ABC 7 has a few more details:
The Los Angeles Police Department responded to a report of a body in the river lying in shallow water shortly before 10 a.m. in the Cypress Park area.
The cause of death is not suspected to be from drowning, officials said.
Meza’s recorded time of 2:53:10 at March’s L.A. Marathon immediately aroused suspicion. Derek Murphy at Marathon Investigation pored over the video of the race and spotted numerous anomalies, where Meza would just appear out of nowhere from off the side of the track. Murphy also went over Meza’s past marathon times and noted his dubiously steady improvement during his 60s.
Update [July 8, 2019 5:55 p.m.]: The local coroner has now officially ruled Meza’s death a suicide, saying he died of “multiple blunt force traumatic injuries.” Police originally responded to the scene after being alerted that someone had jumped off the bridge nearby where Meza’s body was found.
In light of the news of Meza’s death, Murphy released a statement on Marathon Investigation that reads in part:
I am deeply saddened to learn of Frank Meza’s death.
My heart goes out to his family and friends, and I wish for everyone to be respectful and to keep his loved ones in mind.
There will be a time for comment and a broader discussion, but at this point, I feel that we should all allow those close to Frank the space to grieve.
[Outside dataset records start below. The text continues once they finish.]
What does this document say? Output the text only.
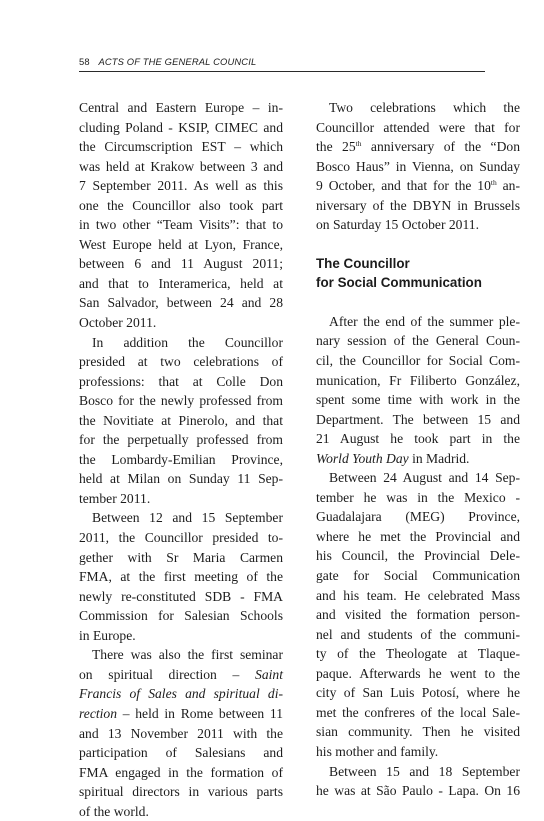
58 ACTS OF THE GENERAL COUNCIL
Central and Eastern Europe – in-
cluding Poland - KSIP, CIMEC and
the Circumscription EST – which
was held at Krakow between 3 and
7 September 2011. As well as this
one the Councillor also took part
in two other “Team Visits”: that to
West Europe held at Lyon, France,
between 6 and 11 August 2011;
and that to Interamerica, held at
San Salvador, between 24 and 28
October 2011.
In addition the Councillor
presided at two celebrations of
professions: that at Colle Don
Bosco for the newly professed from
the Novitiate at Pinerolo, and that
for the perpetually professed from
the Lombardy-Emilian Province,
held at Milan on Sunday 11 Sep-
tember 2011.
Between 12 and 15 September
2011, the Councillor presided to-
gether with Sr Maria Carmen
FMA, at the first meeting of the
newly re-constituted SDB - FMA
Commission for Salesian Schools
in Europe.
There was also the first seminar
on spiritual direction – Saint
Francis of Sales and spiritual di-
rection – held in Rome between 11
and 13 November 2011 with the
participation of Salesians and
FMA engaged in the formation of
spiritual directors in various parts
of the world.
Two celebrations which the
Councillor attended were that for
the 25th anniversary of the “Don
Bosco Haus” in Vienna, on Sunday
9 October, and that for the 10th an-
niversary of the DBYN in Brussels
on Saturday 15 October 2011.
The Councillor
for Social Communication
After the end of the summer ple-
nary session of the General Coun-
cil, the Councillor for Social Com-
munication, Fr Filiberto González,
spent some time with work in the
Department. The between 15 and
21 August he took part in the
World Youth Day in Madrid.
Between 24 August and 14 Sep-
tember he was in the Mexico -
Guadalajara (MEG) Province,
where he met the Provincial and
his Council, the Provincial Dele-
gate for Social Communication
and his team. He celebrated Mass
and visited the formation person-
nel and students of the communi-
ty of the Theologate at Tlaque-
paque. Afterwards he went to the
city of San Luis Potosí, where he
met the confreres of the local Sale-
sian community. Then he visited
his mother and family.
Between 15 and 18 September
he was at São Paulo - Lapa. On 16
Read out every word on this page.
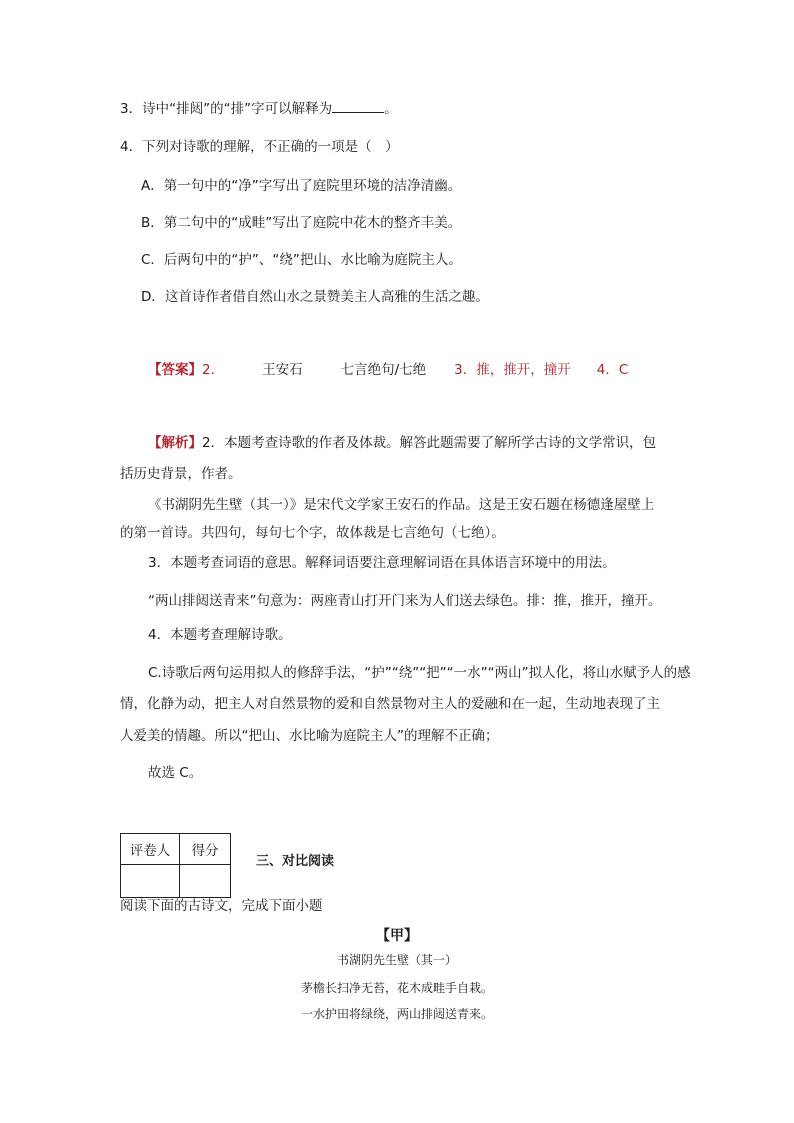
3．诗中“排闼”的“排”字可以解释为	。
4．下列对诗歌的理解，不正确的一项是（　）
A．第一句中的“净”字写出了庭院里环境的洁净清幽。
B．第二句中的“成畦”写出了庭院中花木的整齐丰美。
C．后两句中的“护”、“绕”把山、水比喻为庭院主人。
D．这首诗作者借自然山水之景赞美主人高雅的生活之趣。
【答案】2．	王安石	七言绝句/七绝 3．推，推开，撞开 4．C
【解析】2．本题考查诗歌的作者及体裁。解答此题需要了解所学古诗的文学常识，包
括历史背景，作者。
《书湖阴先生壁（其一）》是宋代文学家王安石的作品。这是王安石题在杨德逢屋壁上
的第一首诗。共四句，每句七个字，故体裁是七言绝句（七绝）。
3．本题考查词语的意思。解释词语要注意理解词语在具体语言环境中的用法。
“两山排闼送青来”句意为：两座青山打开门来为人们送去绿色。排：推，推开，撞开。
4．本题考查理解诗歌。
C.诗歌后两句运用拟人的修辞手法，“护”“绕”“把”“一水”“两山”拟人化，将山水赋予人的感
情，化静为动，把主人对自然景物的爱和自然景物对主人的爱融和在一起，生动地表现了主
人爱美的情趣。所以“把山、水比喻为庭院主人”的理解不正确；
故选 C。
评卷人	得分

三、对比阅读
阅读下面的古诗文，完成下面小题
【甲】
书湖阴先生壁（其一）
茅檐长扫净无苔，花木成畦手自栽。
一水护田将绿绕，两山排闼送青来。
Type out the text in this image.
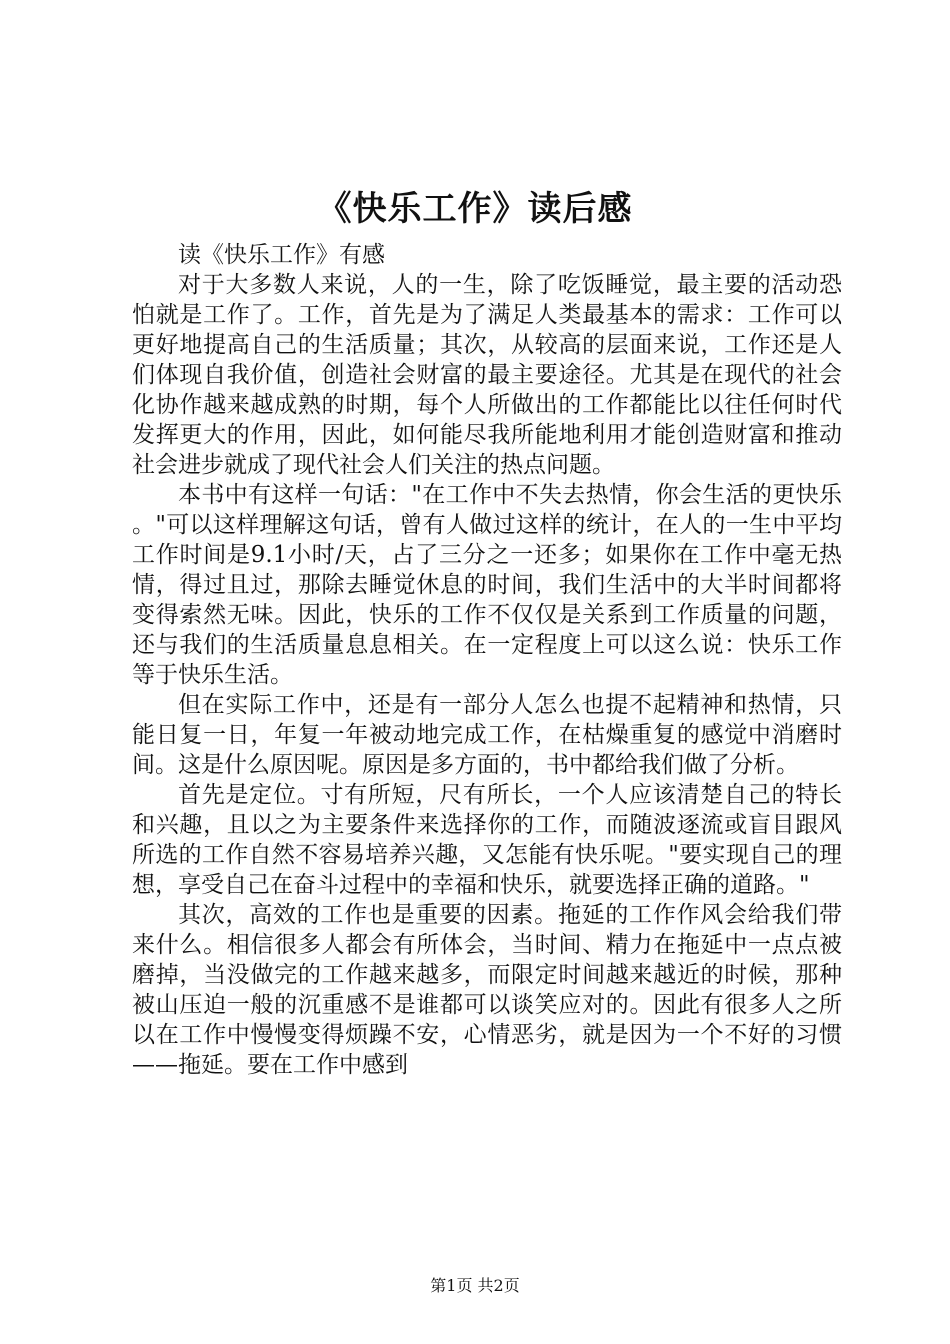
《快乐工作》读后感

读《快乐工作》有感

对于大多数人来说，人的一生，除了吃饭睡觉，最主要的活动恐怕就是工作了。工作，首先是为了满足人类最基本的需求：工作可以更好地提高自己的生活质量；其次，从较高的层面来说，工作还是人们体现自我价值，创造社会财富的最主要途径。尤其是在现代的社会化协作越来越成熟的时期，每个人所做出的工作都能比以往任何时代发挥更大的作用，因此，如何能尽我所能地利用才能创造财富和推动社会进步就成了现代社会人们关注的热点问题。

本书中有这样一句话："在工作中不失去热情，你会生活的更快乐。"可以这样理解这句话，曾有人做过这样的统计，在人的一生中平均工作时间是9.1小时/天，占了三分之一还多；如果你在工作中毫无热情，得过且过，那除去睡觉休息的时间，我们生活中的大半时间都将变得索然无味。因此，快乐的工作不仅仅是关系到工作质量的问题，还与我们的生活质量息息相关。在一定程度上可以这么说：快乐工作等于快乐生活。

但在实际工作中，还是有一部分人怎么也提不起精神和热情，只能日复一日，年复一年被动地完成工作，在枯燥重复的感觉中消磨时间。这是什么原因呢。原因是多方面的，书中都给我们做了分析。

首先是定位。寸有所短，尺有所长，一个人应该清楚自己的特长和兴趣，且以之为主要条件来选择你的工作，而随波逐流或盲目跟风所选的工作自然不容易培养兴趣，又怎能有快乐呢。"要实现自己的理想，享受自己在奋斗过程中的幸福和快乐，就要选择正确的道路。"

其次，高效的工作也是重要的因素。拖延的工作作风会给我们带来什么。相信很多人都会有所体会，当时间、精力在拖延中一点点被磨掉，当没做完的工作越来越多，而限定时间越来越近的时候，那种被山压迫一般的沉重感不是谁都可以谈笑应对的。因此有很多人之所以在工作中慢慢变得烦躁不安，心情恶劣，就是因为一个不好的习惯——拖延。要在工作中感到

第1页 共2页
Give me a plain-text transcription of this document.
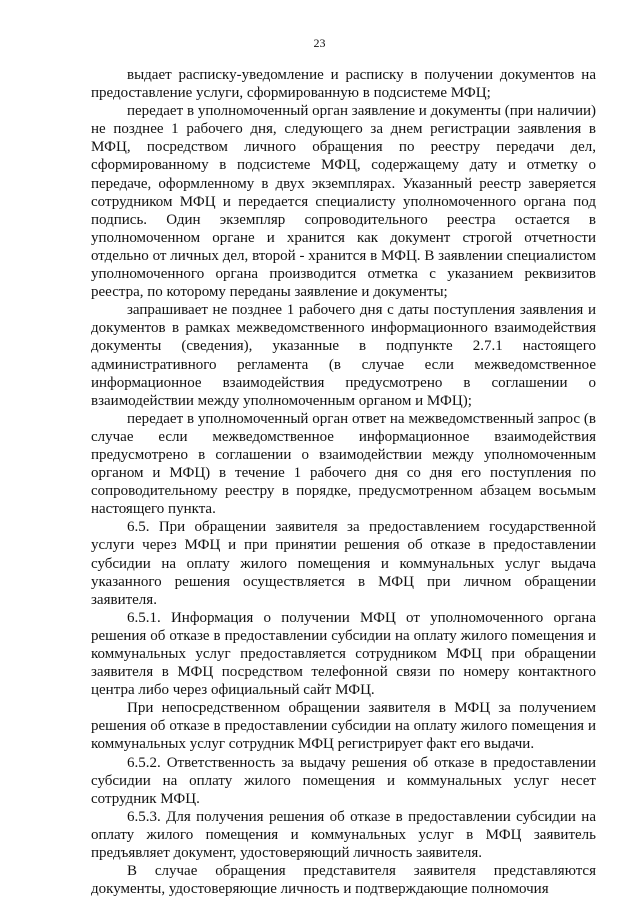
23

выдает расписку-уведомление и расписку в получении документов на предоставление услуги, сформированную в подсистеме МФЦ;

передает в уполномоченный орган заявление и документы (при наличии) не позднее 1 рабочего дня, следующего за днем регистрации заявления в МФЦ, посредством личного обращения по реестру передачи дел, сформированному в подсистеме МФЦ, содержащему дату и отметку о передаче, оформленному в двух экземплярах. Указанный реестр заверяется сотрудником МФЦ и передается специалисту уполномоченного органа под подпись. Один экземпляр сопроводительного реестра остается в уполномоченном органе и хранится как документ строгой отчетности отдельно от личных дел, второй - хранится в МФЦ. В заявлении специалистом уполномоченного органа производится отметка с указанием реквизитов реестра, по которому переданы заявление и документы;

запрашивает не позднее 1 рабочего дня с даты поступления заявления и документов в рамках межведомственного информационного взаимодействия документы (сведения), указанные в подпункте 2.7.1 настоящего административного регламента (в случае если межведомственное информационное взаимодействия предусмотрено в соглашении о взаимодействии между уполномоченным органом и МФЦ);

передает в уполномоченный орган ответ на межведомственный запрос (в случае если межведомственное информационное взаимодействия предусмотрено в соглашении о взаимодействии между уполномоченным органом и МФЦ) в течение 1 рабочего дня со дня его поступления по сопроводительному реестру в порядке, предусмотренном абзацем восьмым настоящего пункта.

6.5. При обращении заявителя за предоставлением государственной услуги через МФЦ и при принятии решения об отказе в предоставлении субсидии на оплату жилого помещения и коммунальных услуг выдача указанного решения осуществляется в МФЦ при личном обращении заявителя.

6.5.1. Информация о получении МФЦ от уполномоченного органа решения об отказе в предоставлении субсидии на оплату жилого помещения и коммунальных услуг предоставляется сотрудником МФЦ при обращении заявителя в МФЦ посредством телефонной связи по номеру контактного центра либо через официальный сайт МФЦ.

При непосредственном обращении заявителя в МФЦ за получением решения об отказе в предоставлении субсидии на оплату жилого помещения и коммунальных услуг сотрудник МФЦ регистрирует факт его выдачи.

6.5.2. Ответственность за выдачу решения об отказе в предоставлении субсидии на оплату жилого помещения и коммунальных услуг несет сотрудник МФЦ.

6.5.3. Для получения решения об отказе в предоставлении субсидии на оплату жилого помещения и коммунальных услуг в МФЦ заявитель предъявляет документ, удостоверяющий личность заявителя.

В случае обращения представителя заявителя представляются документы, удостоверяющие личность и подтверждающие полномочия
Meza had denied the accusations of cheating, explaining that his appearances from off the track on the video recordings were simply moments when he stepped off to the side to pee. Meza was twice disqualified from the California International Marathon for suspected cheating, and was subsequently banned from the competition. He had pledged to run in next year’s L.A. Marathon while accompanied by an official observer to prove the validity of his times.